Recruiting Column: Questions you should be asking college coaches

Recruiting Column: Questions you should be asking college coaches

Recruiting Column

Recruiting Column: Questions you should be asking college coaches

USA TODAY High School Sports has a weekly column on the recruiting process. This isn’t about where just the top five-star athletes are headed but rather a guide to the process and the pitfalls for student-athletes nationwide from Fred Bastie, the owner and founder of Playced.com. Playced.com is an industry leader in college recruiting.  Their technology based recruiting service identifies the right colleges for potential recruits to pursue and their recruiting experts provide a recruiting experience that is backed by a money-back guarantee.

For most high school athletes talking to a college coach about a potential scholarship can be nerve-wracking. I get it, you don’t want to say or do anything that might hurt your chances for that scholarship and you might even be wondering if you should ask any questions at all! While I understand the concern, you have to realize that college coaches are people just like you and me. They aren’t psychoanalyzing every word you say, or making mental notes about your grammar. They just want to get to know you as an athlete, a student and a person. They are looking for the athletes who will best fit with their program.

Offering an athletic scholarship to a recruit is a big investment and they want to make an educated decision.  Really, their job depends on it.

The best way to make a good impression when talking with a college coach is to be prepared. Since you don’t know when that first phone call might come, you need to get ready now. Write down some questions to ask a coach and be ready to answer any questions he or she might have. When you’re on the phone with a college coach take a deep breath, be respectful, talk slowly and calmly. When you go on a recruiting visit, stand up straight, look the coach in the eye, be confident and polite.

While you certainly don’t want to talk scholarship dollars in the first conversation, most questions you might have are perfectly fine. Your questions will help the coach get to know you. Be sure to ask questions that will help you decide if you’re really interested in their program. Here are some ideas for questions you might have for a college coach. 

Questions about the process

Asking a college coach about the recruiting process at his or her school is perfectly fine and in fact, in most instances should be encouraged. If you understand how you will be evaluated, what information the coaches need from you and where you stand in the process, your recruiting journey will be much easier. You may have other questions, but here are my top eight to ask about the recruiting process.

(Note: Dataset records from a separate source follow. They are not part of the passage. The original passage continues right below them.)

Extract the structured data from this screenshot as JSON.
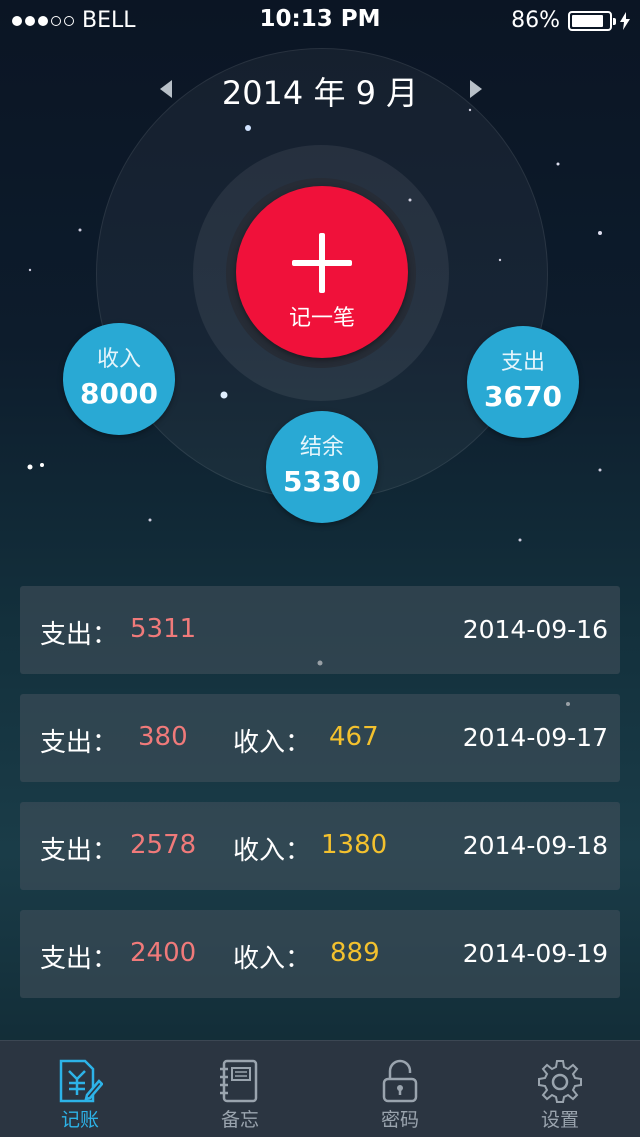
{
  "status_bar": {
    "carrier": "BELL",
    "time": "10:13 PM",
    "battery": "86%",
    "battery_level": 0.86,
    "signal_bars": 3
  },
  "header": {
    "month": "2014 年 9 月"
  },
  "add_button": {
    "label": "记一笔"
  },
  "summary": {
    "income": {
      "label": "收入",
      "value": "8000"
    },
    "expense": {
      "label": "支出",
      "value": "3670"
    },
    "balance": {
      "label": "结余",
      "value": "5330"
    }
  },
  "records": [
    {
      "expense_label": "支出：",
      "expense": "5311",
      "income_label": "",
      "income": "",
      "date": "2014-09-16"
    },
    {
      "expense_label": "支出：",
      "expense": "380",
      "income_label": "收入：",
      "income": "467",
      "date": "2014-09-17"
    },
    {
      "expense_label": "支出：",
      "expense": "2578",
      "income_label": "收入：",
      "income": "1380",
      "date": "2014-09-18"
    },
    {
      "expense_label": "支出：",
      "expense": "2400",
      "income_label": "收入：",
      "income": "889",
      "date": "2014-09-19"
    }
  ],
  "tabs": [
    {
      "label": "记账",
      "icon": "ledger-icon",
      "active": true
    },
    {
      "label": "备忘",
      "icon": "notebook-icon",
      "active": false
    },
    {
      "label": "密码",
      "icon": "lock-icon",
      "active": false
    },
    {
      "label": "设置",
      "icon": "gear-icon",
      "active": false
    }
  ],
  "colors": {
    "accent": "#2db3e8",
    "add_button": "#f0113a",
    "bubble": "#29a9d4",
    "expense_text": "#f07a7a",
    "income_text": "#f3c12e"
  }
}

  • Would you like the contact information for my current coach?
  • Do you need any additional information from me?
  • What do need to do to be evaluated by your staff?
  • How many roster spots are available my graduation year?
  • Will you have a need at my position?
  • At this time, do you know where I fit on your recruiting board?
  • Have you offered scholarships to other players in my graduating class? At my position?
  • Have any other athletes in my class accepted offers?

Questions about academics

Asking questions about the academic aspects of being a student-athlete can only be viewed in a positive light. It shows maturity and it demonstrates the fact that you realize that you are going to college to get an education, in addition to playing your sport. Since academics is the No. 1 tiebreaker between two athletes of similar abilities, asking questions about the academic situation at a school might actually give you an advantage over your competition. Here are my top seven questions to ask a college coach about the academic situation at a program.

  • What are the admission requirements for a student-athlete?
  • What are some of the most popular majors for athletes on your team?
  • Will my major be a problem with the athletic schedule?
  • Are tutors available to help with specific courses?
  • Does your team have an academic advisor?
  • Do most of your players graduate in four years?
  • What types of academic scholarships are available?

Questions about what it’s like to be on the team

Finally, the most important questions you can ask are questions about what it’s like to be a member of the team. After all, you will be spending a significant portion of your college life at practice, team meetings and games. You can certainly ask the coaches these questions, but you might also want to ask some of the current players for their perspective. Here are a few questions you might consider on this topic.

  • Are the players on your team close with each other?
  • Do teammates usually live together? What is the housing situation freshman year?
  • Do student-athletes stay on campus during the summer?
  • What is a typical day like for a player during the season?
  • What are the off-season expectations for players?
  • What happens if I get injured?

Here’s the deal

You really need to be prepared before you talk with a college coach. Think about what is important to you and make a list of questions to ask. Make sure the questions will help you make the right decision on which college is the right college for you.